Adams had hit .190 off left-handers during the regular season and had not homered off a lefty in three months, when his two-run shot in the bottom of the ninth gave the Cardinals a 2-0 victory over Justin Wilson and the Pirates. Kershaw had served only one homer to a left-handed hitter (Bryce Harper) all season before Carpenter reached him in Game 1 and Adams finished him in Game 4. Also, Kershaw had allowed only three homers in his entire career off curveballs, including one hit by Cardinals rookie Randal Grichuk in Game 1.
No wonder Adams said he was not looking for a curveball after he had taken a 93-mph fastball for strike one.
"I have it in the back of my mind that he's got a good one but I'm just looking for a pitch up in the zone," Adams said. "Saw it pop out of his hand and knew it was going to be a good one to swing at."
With his picture-perfect short, sweet swing, he did not miss. Off the bat, Adams thought the ball was gone but "then I saw it flatten out so I had to take off running."
He didn't run far before it landed in the Cardinals bullpen, 386 feet from the plate. Actually, Adams skipped around first base and later said, "I don't think I touched the ground the whole way around the bases."
Back in the dugout, no one was more fired up than A.J. Pierzynski, who said Adams looked right at him on the way to first. Pierzynski bounded out of the dugout and stung the hands high-fiving all three Cardinals who scored on the play plus any other teammates nearby.
"I was on the top step because we had tried changing places to try and score some runs," Pierzynski said. "That was the spot I picked and it worked.
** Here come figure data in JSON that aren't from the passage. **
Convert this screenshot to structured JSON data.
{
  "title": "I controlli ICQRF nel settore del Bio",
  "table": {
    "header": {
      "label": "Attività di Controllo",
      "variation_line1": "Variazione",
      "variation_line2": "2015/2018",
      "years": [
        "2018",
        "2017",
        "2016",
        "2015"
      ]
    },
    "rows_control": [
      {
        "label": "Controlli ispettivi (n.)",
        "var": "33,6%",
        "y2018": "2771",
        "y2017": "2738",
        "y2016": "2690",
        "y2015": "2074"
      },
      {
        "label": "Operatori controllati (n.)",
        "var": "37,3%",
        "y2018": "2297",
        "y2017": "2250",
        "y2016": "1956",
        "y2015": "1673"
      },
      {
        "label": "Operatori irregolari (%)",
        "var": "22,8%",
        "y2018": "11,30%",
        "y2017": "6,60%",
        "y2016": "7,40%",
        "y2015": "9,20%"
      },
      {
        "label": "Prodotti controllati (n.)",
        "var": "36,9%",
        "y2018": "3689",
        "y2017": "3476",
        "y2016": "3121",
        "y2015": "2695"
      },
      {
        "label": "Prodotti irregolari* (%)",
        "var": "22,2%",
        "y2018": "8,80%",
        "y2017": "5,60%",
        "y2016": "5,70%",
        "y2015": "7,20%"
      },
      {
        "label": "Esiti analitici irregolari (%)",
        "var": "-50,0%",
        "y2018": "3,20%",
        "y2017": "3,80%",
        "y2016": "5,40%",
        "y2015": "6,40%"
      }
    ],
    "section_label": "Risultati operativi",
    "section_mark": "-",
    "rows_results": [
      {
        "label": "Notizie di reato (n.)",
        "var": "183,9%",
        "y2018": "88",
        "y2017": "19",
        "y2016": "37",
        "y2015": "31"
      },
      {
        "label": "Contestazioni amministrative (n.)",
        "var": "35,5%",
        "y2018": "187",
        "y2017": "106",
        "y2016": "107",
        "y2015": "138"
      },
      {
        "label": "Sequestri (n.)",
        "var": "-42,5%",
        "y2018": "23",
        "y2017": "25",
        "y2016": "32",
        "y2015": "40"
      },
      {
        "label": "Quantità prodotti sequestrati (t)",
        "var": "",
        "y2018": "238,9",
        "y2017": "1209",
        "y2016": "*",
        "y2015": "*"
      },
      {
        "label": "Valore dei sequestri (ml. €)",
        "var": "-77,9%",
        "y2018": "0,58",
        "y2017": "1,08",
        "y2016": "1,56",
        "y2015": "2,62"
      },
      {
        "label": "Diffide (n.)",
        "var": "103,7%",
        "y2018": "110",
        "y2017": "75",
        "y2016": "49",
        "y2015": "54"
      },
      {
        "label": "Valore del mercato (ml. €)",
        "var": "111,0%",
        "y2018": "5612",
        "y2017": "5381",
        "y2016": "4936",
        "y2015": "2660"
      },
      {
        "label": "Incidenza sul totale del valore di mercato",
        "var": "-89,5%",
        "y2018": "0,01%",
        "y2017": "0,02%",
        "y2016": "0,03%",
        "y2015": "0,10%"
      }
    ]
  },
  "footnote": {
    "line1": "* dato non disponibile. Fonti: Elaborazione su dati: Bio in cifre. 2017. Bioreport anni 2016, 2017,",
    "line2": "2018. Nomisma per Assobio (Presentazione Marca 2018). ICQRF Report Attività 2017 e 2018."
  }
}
We hadn't done anything all game and then we go out and hit a three-run homer off that guy. I was super excited."
Kershaw was anything but. He stood on the mound, back to the plate, head down and body slumped over. He is considered a shoo-in to win another Cy Young Award after leading the NL in ERA and going 21-3 but he can't get past the Cardinals. He has lost more games to the Cardinals (0-4) in his past two postseason series than he lost all season. Like last year, this one also ended the Dodgers' season.
As he did in Game 1, Kershaw dominated for six innings before the game crashed on him. He allowed just three baserunners while striking out nine through six innings, not looking at all like a pitcher working on three instead of four days' rest.
As Dodgers manager Don Mattingly pointed out, the Cardinals' hits that preceded the home run could have been outs. "Holliday hits the ball barely out of reach of (second baseman) Dee (Gordon). Peralta hits the ball and it hits off (shortstop) Hanley (Ramirez's) glove."
Matheny thought even Adams' game-winner might go for an out, at least for a second or two.
"I saw (LA right fielder Matt) Kemp tracking it really well," Matheny said. "It looked like he was right on it. I thought, 'This could be caught.' Then when it cleared the fence, I did pretty much what 45,000 other people did."
They did what they have become accustomed to doing in St. Louis every October. They celebrated yet another trip to the NLCS.